College of Plant Protection, Shanxi Agricultural University/Shanxi Key Laboratory of Integrated Pest Management in Agriculture, Taiyuan, China.
College of Plant Protection, Hunan Agricultural University, Changsha, China.
Pest Manag Sci. 2023 Jul;79(7):2482-2492. doi: 10.1002/ps.7437. Epub 2023 Mar 18.
Recently, RNA interference (RNAi)-based biopesticide, a species-specific pest control alternative, has been deregulated and commercialized in the US and Canada. The hawthorn spider mite, Amphitetranychus viennensis Zacher, is a major pest for rosaceous plants, which has been controlled primarily by synthetic pesticides. To address the emerging resistance issues in A. viennensis, we initiated a project to develop RNAi-based biopesticides.
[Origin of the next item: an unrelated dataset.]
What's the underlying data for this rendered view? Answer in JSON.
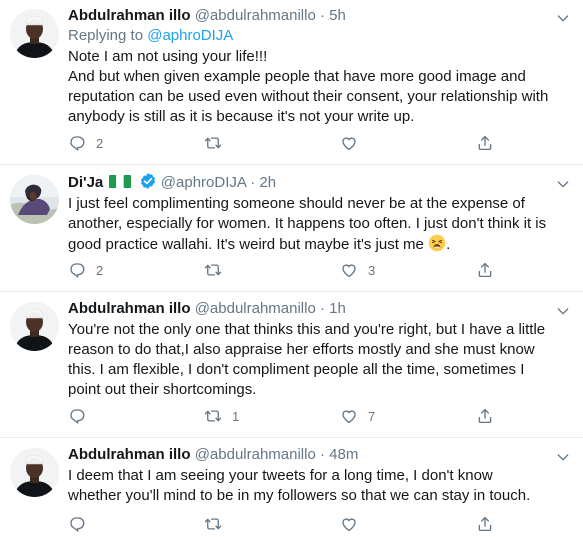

In this study, we (i) developed a dietary RNAi system for A. viennensis using leaf disc, (ii) assessed the suitability of multiple control genes to distinguish sequence-specific silencing from non-specific effects within this RNAi system, and (iii) screened for the target gene candidates. As a result, β-Glucuronidase (GUS), an enzyme derived from E. coli and a broadly used reporter for plants is the appropriate control for A. viennensis RNAi, while green fluorescent protein (GFP), is not suitable due to its significantly higher mortality than the other controls. For target gene screening, suppression was confirmed for all the candidates, including two housekeeping genes (Vacuolar-type H + -ATPase subunit A (V-ATPase A) and Glyceraldehyde 3-phosphate dehydrogenase, (GAPDH)), and three genes associated with development (ATP-dependent RNA Helicase DDX3Y (Belle), CREB-binding protein (CBP), and Farnesoic acid O-methyltransferase (FaMet)). Knocking down of V-ATPase A resulted in the highest mortality (~ 90%) and reduced fecundity (over 90%) than other candidates. As for the genes associated with development, suppression of Belle and CBP, led to approximately 65% mortality, as well as 86% and 40% reduction in fecundity, respectively. Silencing of FaMet, however, had negligible biological impacts on A. viennensis.
The combined efforts not only establish an effective dsRNA delivery method, but also provide potential target genes for RNAi-based biopesticides against A. viennensis, a devastating invasive pest for fruit trees and woody ornamental plants throughout Asia and Europe. © 2023 Society of Chemical Industry.
最近,基于 RNA 干扰 (RNAi) 的生物农药作为一种针对特定物种的害虫防治替代方法已在美国和加拿大获得监管和商业化。山楂叶螨 (Amphitetranychus viennensis Zacher) 是蔷薇科植物的主要害虫,主要通过合成农药进行防治。为了解决山楂叶螨日益严重的抗药性问题,我们启动了一个基于 RNAi 的生物农药项目。
在这项研究中,我们 (i) 利用叶盘开发了山楂叶螨的饮食 RNAi 系统,(ii) 评估了多个对照基因在该 RNAi 系统中区分序列特异性沉默和非特异性影响的适用性,以及 (iii) 筛选了靶基因候选物。结果表明,β-葡萄糖醛酸酶 (GUS),一种来自大肠杆菌的酶,是植物中广泛使用的报告基因,是山楂叶螨 RNAi 的合适对照,而绿色荧光蛋白 (GFP) 则因死亡率明显高于其他对照而不适用。对于靶基因筛选,所有候选物的抑制均得到确认,包括两个管家基因(液泡型 H + -ATP 酶亚基 A (V-ATPase A) 和甘油醛 3-磷酸脱氢酶 (GAPDH))和三个与发育相关的基因(ATP 依赖性 RNA 解旋酶 DDX3Y (Belle)、CREB 结合蛋白 (CBP) 和法呢酸 O-甲基转移酶 (FaMet))。敲低 V-ATPase A 导致的死亡率 (~90%) 和生殖力降低 (超过 90%) 均高于其他候选物。对于与发育相关的基因,Belle 和 CBP 的抑制导致约 65%的死亡率,以及分别 86%和 40%的生殖力降低。然而,FaMet 的沉默对山楂叶螨几乎没有生物学影响。
这些综合努力不仅建立了一种有效的 dsRNA 传递方法,还为针对山楂叶螨的基于 RNAi 的生物农药提供了潜在的靶基因,山楂叶螨是一种在亚洲和欧洲对果树和木本观赏植物具有破坏性的入侵害虫。© 2023 化学工业协会。